Norwegian landscape architect and magazine editor

Einar Hildrum (10 January 1902 – 31 January 1991) was a Norwegian landscape architect and magazine editor.

He was born at Overhalla Municipality in Trøndelag, Norway. He was a farmer's son. He attended various schools before studying garden architecture at the Norwegian College of Agriculture from 1926 to 1929. In 1934 he was hired as a secretary in the Norwegian Horticulture Society, succeeding Olav Skard. He edited the society's magazine Norsk Hagetidend from 1935 to 1960. He also edited a quarterly periodical from 1935 to 1939, the yearbook Frukt og Bær from 1948 as well as the annual publication Minneliste for hagedyrkere and the quintennial publication Sortsliste for hagedyrkere.
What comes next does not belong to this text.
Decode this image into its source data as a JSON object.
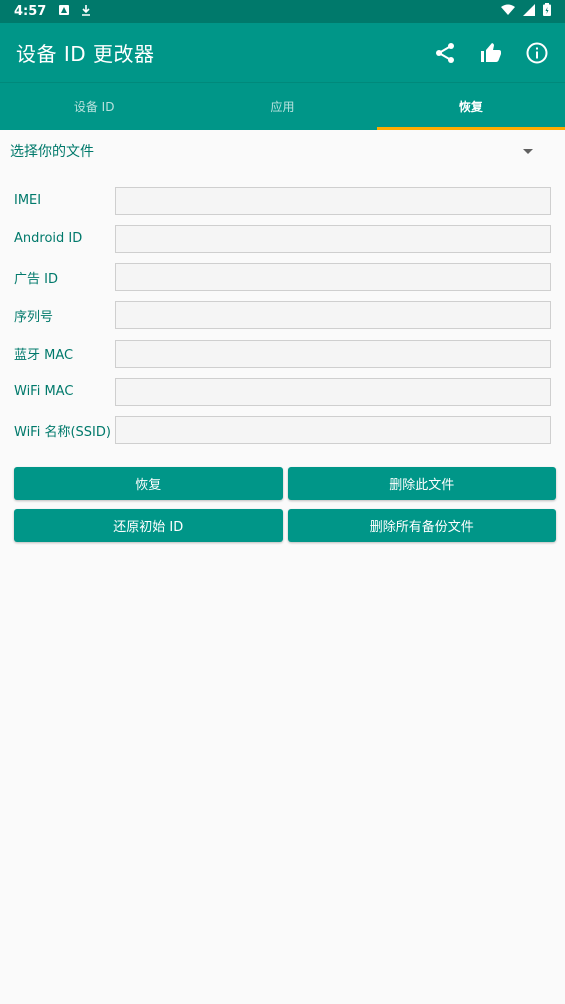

From 1953 to 1970 Hildrum was the director of the Norwegian Horticulture Society. Hildrum chaired the Norwegian Association of Landscape Architects from 1938 to 1939, and was an honorary member of both the Horticulture Society and the Association of Landscape Architects. In 1974 he was awarded the HM The King's Medal of Merit (Kongens fortjenstmedalje) in gold. He was married to Dagny Berre (1904–1995) since August 1933, and died in January 1991 in Oslo.